The best architectures, requirements, and designs emerge from self-organizing teams.
The Agile Manifesto
If you think light planning and multiple iterations represent the failure of software engineering think about how wasteful it would be to lock yourself up in a room to architect the highest quality software while your potential users and the environment around them keep changing their needs. By the time you come out of your room, you might have produced something that's no longer relevant.
We have explored how embracing Agile means embracing the emergence of characteristics in a changing environment. One thing I haven't stressed enough, though, is that you have to be prepared to receive those signals from the changing environment around you. If you ship an MVP how are you going to evaluate whether it's solving a problem for your users or not?
Be it customer interviews or instrumentation and observability, this is one of the things that you should invest in as an upfront effort. Agile is all about being able to understand the signals and make the next bet according to the signals from the previous iterations.
I see this aspect is probably one of the most neglected. In my experience it's hard to stop and think about what kind of signals we'd want to look at to understand if what we're building is being valuable or not. On the other hand, I think this is the most important thing you have to invest in upfront.
Luckily for us we have plenty of tools at our disposal that help us embed observability into our software. Analytics and metrics platforms usually require a little investment up front to be able to produce meaningful data. As with everything else in Agile, you'll discover how to better tune your signals to become more useful.
Do not wait until it's too late. Embedding observability as an afterthought is a much harder effort: not only you'll have to make code changes to activate observability, you'll also have to change how you build software. You will have to change your practices in order for observability to become part of your act of producing software. As with any kind of habit, this is going to be hard.
I've framed this post on the assumption that we are employing Agile methodologies in a fast-paced and changing environment. I've assumed there is a high competitiveness degree between entities chasing market value through software products.
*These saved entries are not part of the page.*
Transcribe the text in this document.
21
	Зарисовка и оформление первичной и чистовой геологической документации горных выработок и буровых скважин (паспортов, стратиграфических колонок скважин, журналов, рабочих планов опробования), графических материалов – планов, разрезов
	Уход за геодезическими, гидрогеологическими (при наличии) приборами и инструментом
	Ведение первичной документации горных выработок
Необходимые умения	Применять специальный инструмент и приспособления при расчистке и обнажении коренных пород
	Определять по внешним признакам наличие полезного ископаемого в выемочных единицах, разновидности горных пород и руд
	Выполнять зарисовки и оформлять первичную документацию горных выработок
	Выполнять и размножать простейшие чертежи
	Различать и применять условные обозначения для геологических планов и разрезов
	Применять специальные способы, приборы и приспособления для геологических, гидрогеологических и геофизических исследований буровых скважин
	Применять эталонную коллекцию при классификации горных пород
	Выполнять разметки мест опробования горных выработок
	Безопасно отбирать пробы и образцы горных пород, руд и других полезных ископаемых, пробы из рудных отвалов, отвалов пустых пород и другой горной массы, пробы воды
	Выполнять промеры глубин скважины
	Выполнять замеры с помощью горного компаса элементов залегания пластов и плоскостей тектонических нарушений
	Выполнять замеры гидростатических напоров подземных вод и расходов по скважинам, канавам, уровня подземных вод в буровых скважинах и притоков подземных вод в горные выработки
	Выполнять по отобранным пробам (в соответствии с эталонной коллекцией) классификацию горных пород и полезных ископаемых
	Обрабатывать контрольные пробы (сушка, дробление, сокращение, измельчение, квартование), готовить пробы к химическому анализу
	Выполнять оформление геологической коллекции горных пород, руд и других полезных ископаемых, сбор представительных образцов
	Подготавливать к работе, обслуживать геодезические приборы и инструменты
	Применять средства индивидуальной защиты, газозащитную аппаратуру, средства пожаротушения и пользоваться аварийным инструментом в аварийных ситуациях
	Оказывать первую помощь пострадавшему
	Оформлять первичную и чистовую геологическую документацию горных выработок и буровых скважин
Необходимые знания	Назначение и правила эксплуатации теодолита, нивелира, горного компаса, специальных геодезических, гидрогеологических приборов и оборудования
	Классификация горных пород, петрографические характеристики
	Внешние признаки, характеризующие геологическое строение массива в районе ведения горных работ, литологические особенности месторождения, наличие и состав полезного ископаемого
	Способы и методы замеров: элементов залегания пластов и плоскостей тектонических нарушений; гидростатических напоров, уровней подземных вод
In this context, I find Agile helps maximising the pace and focus of your efforts around finding the shortest path to product-market-fit.
I won't deny that, in my experience, this approach leads to a higher degree of technological instability in the earlier iterations. Maximising all our efforts on getting early product feedback makes us neglect certain non-functional aspects like resilience, scalability, availability and more.
This happens because we are maximising our efforts on activities that give us a return in terms of confidence that there is an appetite for what we are building.
We use techniques like A/B testing, blue-green deployments, feature flagging to make experiments that help us test our assumptions. This type of experiment is often brought into production software that is not production-quality.
Hopefully, after having received the feedback we were looking for we will have enough data to make an informed decision about those non-functional requirements that we will invest in our subsequent iterations.
Agile has been formalised around practices that try to set you up for success in highly competitive and changing environments. But not all contexts are like this.
Highly regulated or critical domains where the problem is well known and possibly already solved will probably benefit from a more waterfall-like type of approach. Avionics software will hardly benefit from A/B testing or feature-flagging in production. Nor it will need to wait for the user's feedback on how to keep the plane in the air.
The Agile methodologies have a strong user-centric focus and are heavily oriented towards minimising effort. Try to understand if Agile really makes sense for you and your organization.